Od 24 grudnia zwiększyły się uprawnienia straży miejskiej. W myśl nowych przepisów strażnicy mogą poddać zatrzymanego kontroli osobistej, przeszukać bagaż czy użyć paralizatora, kiedy sytuacja tego wymaga.
24 grudnia weszły w życie przepisy zwiększające uprawnienia straży miejskiej. Do tego dnia strażnicy mogli co najwyżej pouczyć, ukarać mandatem (najczęściej za parkowanie) lub wylegitymować. Nowe przepisy pozwolą straży miejskiej używać paralizatorów, poddać zatrzymanych kontroli osobistej, skontrolować bagaż, używać psów i koni oraz jeździć na sygnale z użyciem niebieskich świateł.
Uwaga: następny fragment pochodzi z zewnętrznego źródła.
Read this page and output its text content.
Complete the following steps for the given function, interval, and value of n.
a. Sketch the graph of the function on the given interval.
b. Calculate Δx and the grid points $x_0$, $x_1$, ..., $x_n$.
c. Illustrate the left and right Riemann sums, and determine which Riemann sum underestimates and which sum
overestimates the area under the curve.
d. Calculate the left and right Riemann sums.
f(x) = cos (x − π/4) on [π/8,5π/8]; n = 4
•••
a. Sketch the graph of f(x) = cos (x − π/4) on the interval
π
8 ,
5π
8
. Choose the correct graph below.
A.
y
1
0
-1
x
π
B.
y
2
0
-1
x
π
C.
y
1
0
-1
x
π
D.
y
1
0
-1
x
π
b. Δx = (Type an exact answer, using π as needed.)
Nowe uprawnienia nie są tak do końca nowe. Paralizatorów mogli strażnicy używać już wcześniej – tyle, że tylko określonych typów. To samo tyczy się przepisów o psach i koniach oraz jazdy na sygnale, które też już wcześniej były praktykowane. Teraz w użyciu będą mogły być inne paralizatory niż te, na które wcześniej straż musiała mieć pozwolenie. Przepis o wykorzystaniu zwierząt w pracy strażników został poszerzony o zapis, w myśl którego w celu zaprowadzenia porządku mogą być one wykorzystane jako środki przymusu bezpośredniego. Zaś użycie niebieskiego sygnału świetlnego nie będzie już uzależnione od pozwolenia, które wcześniej było wymagane i powodowało masę formalności. Co zatem faktycznie ułatwi strażnikom pracę, by mogli oni rzeczywiście wpływać na stan bezpieczeństwa w miastach?
– Najbardziej istotna zmiana to przyznanie uprawnień do kontroli, zarówno osobistej, jak i bagażu – tłumaczy Andrzej Migus, komendant raciborskiej straży miejskiej – W myśl dotychczasowych przepisów, strażnicy nie mieli prawa skontrolować zawartości bagażu np. podejrzanego o posiadanie narkotyków. Albo w przypadku gdy strażnicy znaleźli nieprzytomną osobę pod wpływem alkoholu, nie można było przeszukać jej w celu ustalenia tożsamości. Zawsze musieliśmy czekać na przyjazd policji. To bardzo ułatwi nam pracę, co powinno przełożyć się na zapewnienie większego bezpieczeństwa miastu i obywatelom – komentuje komendant.